What can companies and investors do about this? Firstly, the current global crisis is a time to think about what needs to be done differently going forward. New business strategies need to be drawn up with a new vision of how business can be done. Investors will need to work with companies to urge them to do this, using their voting power where necessary.

Secondly, investors will need to identify those companies who are most exposed to risk, both in terms of their impact on nature, and their reliance on nature to continue to do business. These are not just long-term risks - the bankruptcy of Californian utility PG&E last year, following devastating forest fires, is evidence of the dramatic impact of nature-related events on stock prices. There are a growing number of tools which can help investors to track high-risk companies, including the Natural Capital Finance Alliance’s Encore [https://encore.naturalcapital.finance/en/] tool, which identifies the impacts and dependencies on nature for every main production process in the global economy. 

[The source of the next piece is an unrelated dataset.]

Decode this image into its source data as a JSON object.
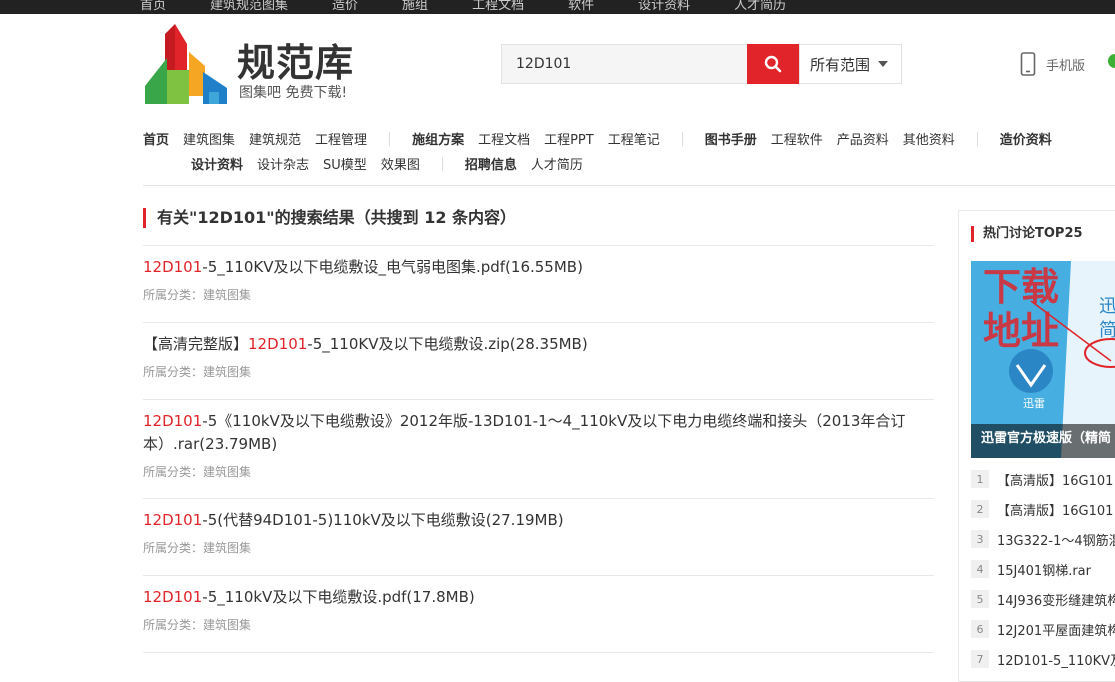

Third, the finance sector should be working with governments to drive the systemic change that must now take place. That means regulatory frameworks that allow as orderly transition as possible to an economy where growth is decoupled from nature’s destruction.

Some governments are moving already. The Dutch National Bank is preparing a report on the systemic risks to the banking sector from biodiversity loss, while a number of governments have expressed interest in a Taskforce on Nature-related Financial Disclosure (TNFD), a nature equivalent of the similar Task Force on Climate-related Financial Disclosure, that would provide a framework for understanding and reporting on dependencies and impacts on nature. Furthermore, the French government has signalled its intention to incorporate biodiversity into its Article 173 which mandates disclosure from large companies on their strategic response to climate change and ESG risks.

And forward-thinking financial institutions are also beginning to act. ASN Bank has set a goal of having a net positive effect on biodiversity as a result of all of their loans and investments by 2030, and has worked with consultants to develop a tool to help them quantify their impacts on biodiversity. AXA, together with WWF France, has written a report on how to integrate nature into investment strategies and has launched a new ten-year ‘Climate and Biodiversity’ impact fund.

Action to protect nature is no longer the preserve of ethical funds and NGOs. It is the future of our economy – and of companies across a staggering range of sectors – that is at stake. It is time to act now. 

James Hulse is a Senior Advisor to Global Canopy, an environmental think-tank. He is also the Founder of Hindsight Consultancy.